Hi,
On 8 February 2016 at 07:58, Marek Vasut marex@denx.de wrote:
On Monday, February 08, 2016 at 09:41:09 AM, Hannes Schmelzer wrote:
On 04.02.2016 12:28, Marek Vasut wrote:
On Thursday, February 04, 2016 at 09:21:08 AM, Schrempf Frieder wrote:
On 03.02.2016 20:16, Sergei Temerkhanov wrote:
On Wed, Feb 3, 2016 at 8:40 AM, Marek Vasut marex@denx.de wrote:
On Wednesday, February 03, 2016 at 12:49:20 PM, Schrempf Frieder wrote: > On 03.02.2016 12:12, Marek Vasut wrote: >> On Wednesday, February 03, 2016 at 11:15:00 AM, Schrempf Frieder wrote: >>> On 03.02.2016 10:55, Fabio Estevam wrote: >>>> On Wed, Feb 3, 2016 at 7:40 AM, Marek Vasut marex@denx.de wrote: >>>>> In that case, debug time. >>>>> >>>>> Usual problems are bad routing of the tracks on the board , so >>>>> try with USB 1.1 hub and if that works, that's your problem. >>>> >>>> Another suggestion would be to try the 100MB transfer in Linux and >>>> see if this works or not. >>>> >>>> That would help us to narrow down whether this is a hardware or >>>> software problem.
Another thing to try may be limiting the value of USB_MAX_XFER_BLK in common/usb_storage.c
This was a really helpful hint! Thank you Sergei!
I just tried to limit USB_MAX_XFER_BLK to 1/8 of the original value (65535 -> 8191) and this time the transfer works without timeouts.
As we have a customer who needs this working as soon as possible my question now is how to properly solve this. Should I generally limit USB_MAX_XFER_BLK in my u-boot to avoid these errors? Which value to choose?
Nice! Can you share which sticks are those, ideally brand/type and USB IDs ?
Hi, that tip works also on my ZYNQ board.
There is some comment around this 'magic-define':
/*
- The U-Boot EHCI driver can handle any transfer length as long as
there is
- enough free heap space left, but the SCSI READ(10) and WRITE(10)
commands are
- limited to 65535 blocks.
*/
Can i assume that 16MiB free heap space is enough if i want read a 16MiB file ?
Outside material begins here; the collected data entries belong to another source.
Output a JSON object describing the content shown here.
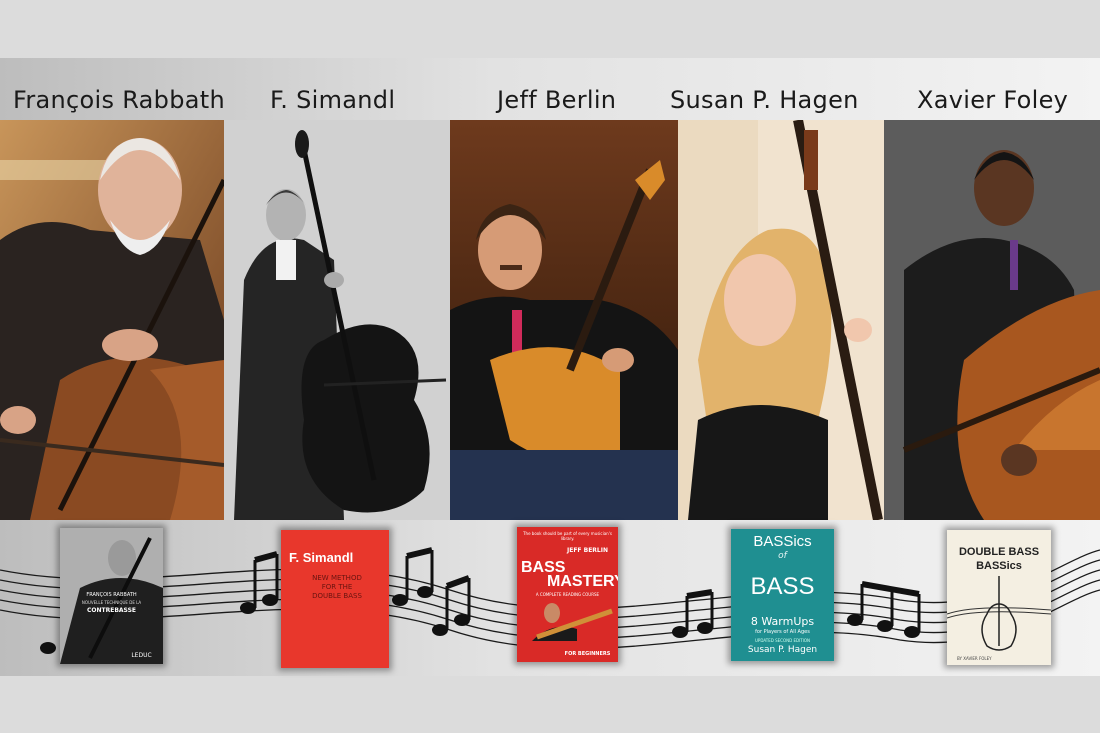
{
  "musicians": [
    {
      "name": "François Rabbath"
    },
    {
      "name": "F. Simandl"
    },
    {
      "name": "Jeff Berlin"
    },
    {
      "name": "Susan P. Hagen"
    },
    {
      "name": "Xavier Foley"
    }
  ],
  "books": {
    "rabbath": {
      "author": "FRANÇOIS RABBATH",
      "title": "NOUVELLE TECHNIQUE DE LA",
      "subtitle": "CONTREBASSE",
      "publisher": "LEDUC"
    },
    "simandl": {
      "author": "F. Simandl",
      "title": "NEW METHOD FOR THE DOUBLE BASS"
    },
    "berlin": {
      "quote": "The book should be part of every musician's library.",
      "author": "JEFF BERLIN",
      "title_a": "BASS",
      "title_b": "MASTERY",
      "subtitle": "A COMPLETE READING COURSE",
      "footer": "FOR BEGINNERS"
    },
    "hagen": {
      "title_a": "BASSics",
      "title_b": "of",
      "title_c": "BASS",
      "subtitle": "8 WarmUps",
      "subtitle2": "for Players of All Ages",
      "edition": "UPDATED SECOND EDITION",
      "author": "Susan P. Hagen"
    },
    "foley": {
      "title_a": "DOUBLE BASS",
      "title_b": "BASSics",
      "author": "BY XAVIER FOLEY"
    }
  },
  "colors": {
    "simandl_red": "#e8372c",
    "berlin_red": "#d92a27",
    "hagen_teal": "#1f8f91",
    "foley_cream": "#f4efe2"
  }
}
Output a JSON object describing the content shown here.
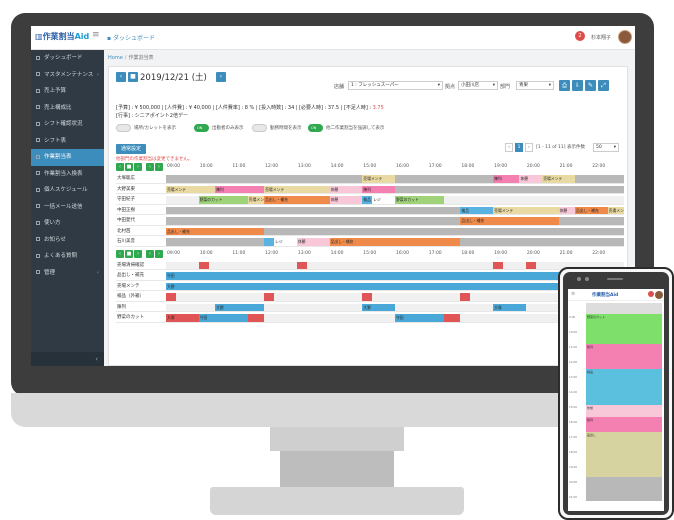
{
  "app": {
    "logo_text": "作業割当",
    "logo_suffix": "Aid",
    "top_tab": "ダッシュボード",
    "notification_count": "2",
    "user_name": "杉本翔子"
  },
  "sidebar": {
    "items": [
      {
        "label": "ダッシュボード",
        "arrow": ""
      },
      {
        "label": "マスタメンテナンス",
        "arrow": "‹"
      },
      {
        "label": "売上予算",
        "arrow": ""
      },
      {
        "label": "売上構成比",
        "arrow": ""
      },
      {
        "label": "シフト確認状況",
        "arrow": ""
      },
      {
        "label": "シフト表",
        "arrow": ""
      },
      {
        "label": "作業割当表",
        "arrow": "",
        "active": true
      },
      {
        "label": "作業割当入換表",
        "arrow": ""
      },
      {
        "label": "個人スケジュール",
        "arrow": ""
      },
      {
        "label": "一括メール送信",
        "arrow": ""
      },
      {
        "label": "使い方",
        "arrow": ""
      },
      {
        "label": "お知らせ",
        "arrow": ""
      },
      {
        "label": "よくある質問",
        "arrow": ""
      },
      {
        "label": "管理",
        "arrow": "‹"
      }
    ],
    "collapse_icon": "‹"
  },
  "breadcrumb": {
    "home": "Home",
    "separator": "/",
    "current": "作業割当表"
  },
  "date_nav": {
    "prev": "‹",
    "today": "■",
    "date": "2019/12/21 (土)",
    "next": "›"
  },
  "filters": {
    "store_label": "店舗",
    "store_value": "1 : フレッシュスーパー",
    "section_label": "拠点",
    "section_value": "小田川店",
    "dept_label": "部門",
    "dept_value": "青果"
  },
  "summary": {
    "line1_a": "[予算] : ¥ 500,000 | [人件費] : ¥ 40,000 | [人件費率] : 8 % | [投入時数] : 34 | [必要人時] : 37.5 | [不足人時] : ",
    "line1_warn": "3.75",
    "line2": "[行事] : シニアポイント2倍デー"
  },
  "toggles": [
    {
      "label": "場所/カレットを表示",
      "state": ""
    },
    {
      "label": "出勤者のみ表示",
      "state": "ON"
    },
    {
      "label": "勤務時間を表示",
      "state": ""
    },
    {
      "label": "他二作業割当を強調して表示",
      "state": "ON"
    }
  ],
  "register_button": "通常設定",
  "pager": {
    "prev": "‹",
    "page": "1",
    "next": "›",
    "info": "[1 - 11 of 11] 表示件数",
    "size": "50"
  },
  "note": "他部門の作業割当は変更できません。",
  "times": [
    "09:00",
    "10:00",
    "11:00",
    "12:00",
    "13:00",
    "14:00",
    "15:00",
    "16:00",
    "17:00",
    "18:00",
    "19:00",
    "20:00",
    "21:00",
    "22:00"
  ],
  "staff_rows": [
    {
      "name": "大塚聡広",
      "gray": true,
      "segs": [
        {
          "s": 6.0,
          "e": 7.0,
          "c": "#e9d9a2",
          "t": "売場メンテ"
        },
        {
          "s": 10.0,
          "e": 10.8,
          "c": "#f47fb1",
          "t": "陳列"
        },
        {
          "s": 10.8,
          "e": 11.5,
          "c": "#f8c8d8",
          "t": "休憩"
        },
        {
          "s": 11.5,
          "e": 12.5,
          "c": "#e9d9a2",
          "t": "売場メンテ"
        }
      ]
    },
    {
      "name": "大野美東",
      "gray": false,
      "segs": [
        {
          "s": 0,
          "e": 1.5,
          "c": "#e9d9a2",
          "t": "売場メンテ"
        },
        {
          "s": 1.5,
          "e": 3.0,
          "c": "#f47fb1",
          "t": "陳列"
        },
        {
          "s": 3.0,
          "e": 5.0,
          "c": "#e9d9a2",
          "t": "売場メンテ"
        },
        {
          "s": 5.0,
          "e": 6.0,
          "c": "#f8c8d8",
          "t": "休憩"
        },
        {
          "s": 6.0,
          "e": 7.0,
          "c": "#f47fb1",
          "t": "陳列"
        },
        {
          "s": 7.0,
          "e": 14.0,
          "c": "#b8b8b8",
          "t": ""
        }
      ]
    },
    {
      "name": "守田紀子",
      "gray": false,
      "segs": [
        {
          "s": 1.0,
          "e": 2.5,
          "c": "#9ed37a",
          "t": "野菜のカット"
        },
        {
          "s": 2.5,
          "e": 3.0,
          "c": "#e9d9a2",
          "t": "売場メンテ"
        },
        {
          "s": 3.0,
          "e": 5.0,
          "c": "#f08a4b",
          "t": "品出し・補充"
        },
        {
          "s": 5.0,
          "e": 6.0,
          "c": "#f8c8d8",
          "t": "休憩"
        },
        {
          "s": 6.0,
          "e": 6.3,
          "c": "#5ab2e0",
          "t": "検品"
        },
        {
          "s": 6.3,
          "e": 7.0,
          "c": "#ffffff",
          "t": "レジ"
        },
        {
          "s": 7.0,
          "e": 8.5,
          "c": "#9ed37a",
          "t": "野菜のカット"
        }
      ]
    },
    {
      "name": "中田正樹",
      "gray": true,
      "segs": [
        {
          "s": 9.0,
          "e": 10.0,
          "c": "#5ab2e0",
          "t": "検品"
        },
        {
          "s": 10.0,
          "e": 12.0,
          "c": "#e9d9a2",
          "t": "売場メンテ"
        },
        {
          "s": 12.0,
          "e": 12.5,
          "c": "#f8c8d8",
          "t": "休憩"
        },
        {
          "s": 12.5,
          "e": 13.5,
          "c": "#f08a4b",
          "t": "品出し・補充"
        },
        {
          "s": 13.5,
          "e": 14.0,
          "c": "#e9d9a2",
          "t": "売場メンテ"
        }
      ]
    },
    {
      "name": "中田愛代",
      "gray": true,
      "segs": [
        {
          "s": 9.0,
          "e": 12.0,
          "c": "#f08a4b",
          "t": "品出し・補充"
        }
      ]
    },
    {
      "name": "北村茜",
      "gray": true,
      "segs": [
        {
          "s": 0,
          "e": 3.0,
          "c": "#f08a4b",
          "t": "品出し・補充"
        }
      ]
    },
    {
      "name": "石川美音",
      "gray": true,
      "segs": [
        {
          "s": 3.0,
          "e": 3.3,
          "c": "#5ab2e0",
          "t": ""
        },
        {
          "s": 3.3,
          "e": 4.0,
          "c": "#ffffff",
          "t": "レジ"
        },
        {
          "s": 4.0,
          "e": 5.0,
          "c": "#f8c8d8",
          "t": "休憩"
        },
        {
          "s": 5.0,
          "e": 9.0,
          "c": "#f08a4b",
          "t": "品出し・補充"
        }
      ]
    }
  ],
  "task_rows": [
    {
      "name": "売場清掃確認",
      "gray": false,
      "segs": [
        {
          "s": 1.0,
          "e": 1.3,
          "c": "#e05555",
          "t": ""
        },
        {
          "s": 4.0,
          "e": 4.3,
          "c": "#e05555",
          "t": ""
        },
        {
          "s": 10.0,
          "e": 10.3,
          "c": "#e05555",
          "t": ""
        },
        {
          "s": 11.0,
          "e": 11.3,
          "c": "#e05555",
          "t": ""
        }
      ]
    },
    {
      "name": "品出し・補充",
      "gray": false,
      "segs": [
        {
          "s": 0,
          "e": 14.0,
          "c": "#4aa8d8",
          "t": "守田"
        }
      ]
    },
    {
      "name": "売場メンテ",
      "gray": false,
      "segs": [
        {
          "s": 0,
          "e": 14.0,
          "c": "#4aa8d8",
          "t": "大野"
        }
      ]
    },
    {
      "name": "検品（外箱）",
      "gray": false,
      "segs": [
        {
          "s": 0,
          "e": 0.3,
          "c": "#e05555",
          "t": ""
        },
        {
          "s": 3.0,
          "e": 3.3,
          "c": "#e05555",
          "t": ""
        },
        {
          "s": 6.0,
          "e": 6.3,
          "c": "#e05555",
          "t": ""
        },
        {
          "s": 9.0,
          "e": 9.3,
          "c": "#e05555",
          "t": ""
        }
      ]
    },
    {
      "name": "陳列",
      "gray": false,
      "segs": [
        {
          "s": 1.5,
          "e": 3.0,
          "c": "#4aa8d8",
          "t": "大野"
        },
        {
          "s": 6.0,
          "e": 7.0,
          "c": "#4aa8d8",
          "t": "大野"
        },
        {
          "s": 10.0,
          "e": 11.0,
          "c": "#4aa8d8",
          "t": "大塚"
        }
      ]
    },
    {
      "name": "野菜のカット",
      "gray": false,
      "segs": [
        {
          "s": 0,
          "e": 1.0,
          "c": "#e05555",
          "t": "大塚"
        },
        {
          "s": 1.0,
          "e": 2.5,
          "c": "#4aa8d8",
          "t": "守田"
        },
        {
          "s": 2.5,
          "e": 3.0,
          "c": "#e05555",
          "t": ""
        },
        {
          "s": 7.0,
          "e": 8.5,
          "c": "#4aa8d8",
          "t": "守田"
        },
        {
          "s": 8.5,
          "e": 9.0,
          "c": "#e05555",
          "t": ""
        }
      ]
    }
  ],
  "phone": {
    "logo": "作業割当Aid",
    "ticks": [
      "9:00",
      "10:00",
      "11:00",
      "12:00",
      "13:00",
      "14:00",
      "15:00",
      "16:00",
      "17:00",
      "18:00",
      "19:00",
      "20:00",
      "21:00",
      "22:00"
    ],
    "blocks": [
      {
        "from": 0.0,
        "to": 0.7,
        "c": "#dddddd",
        "t": ""
      },
      {
        "from": 0.7,
        "to": 2.7,
        "c": "#7ee06a",
        "t": "野菜のカット"
      },
      {
        "from": 2.7,
        "to": 4.4,
        "c": "#f47fb1",
        "t": "陳列"
      },
      {
        "from": 4.4,
        "to": 6.8,
        "c": "#5bc0de",
        "t": "検品"
      },
      {
        "from": 6.8,
        "to": 7.6,
        "c": "#f8c8d8",
        "t": "休憩"
      },
      {
        "from": 7.6,
        "to": 8.6,
        "c": "#f47fb1",
        "t": "陳列"
      },
      {
        "from": 8.6,
        "to": 11.6,
        "c": "#d6d3a0",
        "t": "品出し"
      },
      {
        "from": 11.6,
        "to": 13.2,
        "c": "#b8b8b8",
        "t": ""
      }
    ]
  },
  "icons": {
    "top_dash_icon": "dashboard-icon",
    "hamburger_icon": "menu-icon"
  }
}
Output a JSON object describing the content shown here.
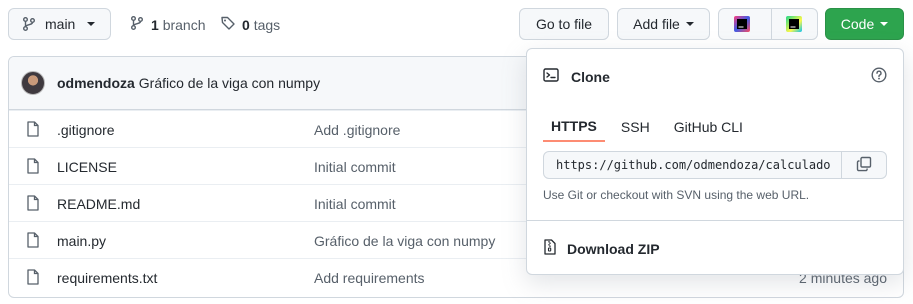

The file is actually not read into a buffer on a heap iirc, but directly to the target location if that's in RAM.
Is it possible that the timeout is genuinely being exceeded? See USB_TIMEOUT_MS in ehci_submit_async(). It looks like 5 seconds to load 32MB, which should be plenty.
Perhaps this timeout should be dependent on the data size?
I really can't understand why the problem is address-dependent. I'm assuming the cache is set up normally.